National begrenzte Exklusivverträge für Fußballübertragungen sind faktisch nicht mehr zu halten. Mithilfe ausländischer Decoder können Verbraucher künftig legal auf billigere verschlüsselte Angebote im Ausland zugreifen. Das hat am Dienstag der Europäische Gerichtshof in Luxemburg entschieden.
Das Urteil hatte unter anderem die englische Pub-Besitzerin Karen Murphy erstritten. Murphy betreibt im südenglischen Portsmouth den Pub The Red, White and Blue. Für ihre fußballbegeisterten Gäste übertrug sie regelmäßig Spiele der englischen Premier League, die im vergangenen Jahrzehnt zur finanzstärksten Fußballliga der Welt avanciert ist.
Allerdings war ihr die Gaststättenlizenz des britischen Bezahlsenders BSkyB zu teuer, weshalb sie zu einem Trick griff: Sie besorgte sich einen griechischen Decoder und die dazugehörige Karte des griechischen Pay-TV-Senders Nova. Dieser strahlt auch Spiele der englischen Premier League aus, besitzt jedoch nur die Übertragungsrechte für den griechischen Markt.

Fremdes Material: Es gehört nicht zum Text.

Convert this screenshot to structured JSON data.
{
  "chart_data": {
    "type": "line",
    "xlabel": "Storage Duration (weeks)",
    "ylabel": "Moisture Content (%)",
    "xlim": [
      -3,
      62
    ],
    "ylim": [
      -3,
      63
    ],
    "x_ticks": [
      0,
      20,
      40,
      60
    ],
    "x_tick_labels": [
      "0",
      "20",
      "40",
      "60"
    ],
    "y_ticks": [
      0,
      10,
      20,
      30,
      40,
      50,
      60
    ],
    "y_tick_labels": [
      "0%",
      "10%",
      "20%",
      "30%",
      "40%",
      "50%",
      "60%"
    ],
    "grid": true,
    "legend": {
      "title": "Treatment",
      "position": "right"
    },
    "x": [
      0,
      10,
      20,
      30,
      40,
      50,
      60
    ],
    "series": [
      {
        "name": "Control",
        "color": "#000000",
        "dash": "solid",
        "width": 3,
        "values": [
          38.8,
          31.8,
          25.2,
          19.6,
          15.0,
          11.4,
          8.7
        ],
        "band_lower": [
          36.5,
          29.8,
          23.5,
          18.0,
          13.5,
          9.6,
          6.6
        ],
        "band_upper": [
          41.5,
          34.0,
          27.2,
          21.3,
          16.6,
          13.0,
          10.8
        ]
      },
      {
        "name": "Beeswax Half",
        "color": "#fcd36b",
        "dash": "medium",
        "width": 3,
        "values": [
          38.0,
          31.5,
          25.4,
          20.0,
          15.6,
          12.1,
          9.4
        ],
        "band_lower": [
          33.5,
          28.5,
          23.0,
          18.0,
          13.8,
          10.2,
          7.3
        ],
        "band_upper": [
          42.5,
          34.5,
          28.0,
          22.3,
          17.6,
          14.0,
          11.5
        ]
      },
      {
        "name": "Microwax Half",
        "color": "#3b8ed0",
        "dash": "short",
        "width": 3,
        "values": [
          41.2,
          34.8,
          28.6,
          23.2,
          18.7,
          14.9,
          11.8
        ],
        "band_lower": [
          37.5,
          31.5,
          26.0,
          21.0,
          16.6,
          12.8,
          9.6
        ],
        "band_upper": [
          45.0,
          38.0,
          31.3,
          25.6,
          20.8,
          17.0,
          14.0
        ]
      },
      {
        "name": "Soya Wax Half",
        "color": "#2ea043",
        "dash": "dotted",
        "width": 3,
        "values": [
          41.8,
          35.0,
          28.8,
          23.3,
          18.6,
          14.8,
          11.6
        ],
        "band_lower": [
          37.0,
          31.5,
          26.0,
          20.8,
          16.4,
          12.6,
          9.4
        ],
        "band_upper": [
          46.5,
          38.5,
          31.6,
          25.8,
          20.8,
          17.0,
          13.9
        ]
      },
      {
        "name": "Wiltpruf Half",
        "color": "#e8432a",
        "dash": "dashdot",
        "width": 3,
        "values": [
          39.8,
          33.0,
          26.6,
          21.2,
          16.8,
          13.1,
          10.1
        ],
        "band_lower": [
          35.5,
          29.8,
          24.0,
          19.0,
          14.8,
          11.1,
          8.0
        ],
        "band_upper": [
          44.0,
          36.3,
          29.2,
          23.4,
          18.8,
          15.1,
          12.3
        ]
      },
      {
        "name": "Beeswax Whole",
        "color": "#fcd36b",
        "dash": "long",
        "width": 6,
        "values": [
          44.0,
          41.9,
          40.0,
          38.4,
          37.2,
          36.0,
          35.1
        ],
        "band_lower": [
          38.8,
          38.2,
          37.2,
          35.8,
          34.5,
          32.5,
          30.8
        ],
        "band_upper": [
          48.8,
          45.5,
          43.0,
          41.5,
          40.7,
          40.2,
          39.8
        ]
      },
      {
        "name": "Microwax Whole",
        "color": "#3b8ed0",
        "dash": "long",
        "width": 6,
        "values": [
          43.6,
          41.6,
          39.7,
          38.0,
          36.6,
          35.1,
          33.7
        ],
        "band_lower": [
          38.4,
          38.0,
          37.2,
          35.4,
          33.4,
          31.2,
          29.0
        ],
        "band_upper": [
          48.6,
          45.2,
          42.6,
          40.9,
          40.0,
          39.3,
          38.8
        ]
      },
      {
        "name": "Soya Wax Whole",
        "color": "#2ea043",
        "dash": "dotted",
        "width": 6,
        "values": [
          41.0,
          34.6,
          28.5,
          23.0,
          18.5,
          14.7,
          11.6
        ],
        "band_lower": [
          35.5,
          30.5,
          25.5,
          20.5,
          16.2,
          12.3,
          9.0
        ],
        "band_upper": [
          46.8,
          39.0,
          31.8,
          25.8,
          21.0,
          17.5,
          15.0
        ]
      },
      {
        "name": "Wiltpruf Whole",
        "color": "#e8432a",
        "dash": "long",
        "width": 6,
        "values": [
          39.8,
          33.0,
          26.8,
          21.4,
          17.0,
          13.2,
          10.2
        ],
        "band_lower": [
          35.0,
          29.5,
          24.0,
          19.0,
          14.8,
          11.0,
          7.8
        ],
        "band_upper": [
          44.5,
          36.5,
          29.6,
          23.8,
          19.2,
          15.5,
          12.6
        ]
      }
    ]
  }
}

6.000 Euro pro Jahr gespart
Decoder und Karte werden deshalb nur an Personen mit einer Adresse in Griechenland verkauft. Findige Geschäftsleute importierten das griechische Zubehör jedoch nach England und verkauften es an Gastronomen wie Karen Murphy, die so pro Jahr umgerechnet rund 6.000 Euro eingespart hat.
Die Premier League ging gegen Murphy und andere Kneipenbesitzer vor. Sie wollte verhindern, dass die teuer an BSkyB verkauften Exklusivrechte für den englischen Markt durch die Nutzung griechischer Decoder und Sender entwertet werden. Murphy wurde verurteilt, der Fall landete schließlich vor dem Europäischen Gerichtshof.
Dieser entschied nun, dass das Nutzungsverbot für griechische Decoder gegen EU-Recht verstößt. Ein System, das darauf beruht, dass griechische Sender keine Bilder an Kunden in England übertragen dürfen, verstoße gegen die EU-Dienstleistungsfreiheit und das europäische Wettbewerbsrecht.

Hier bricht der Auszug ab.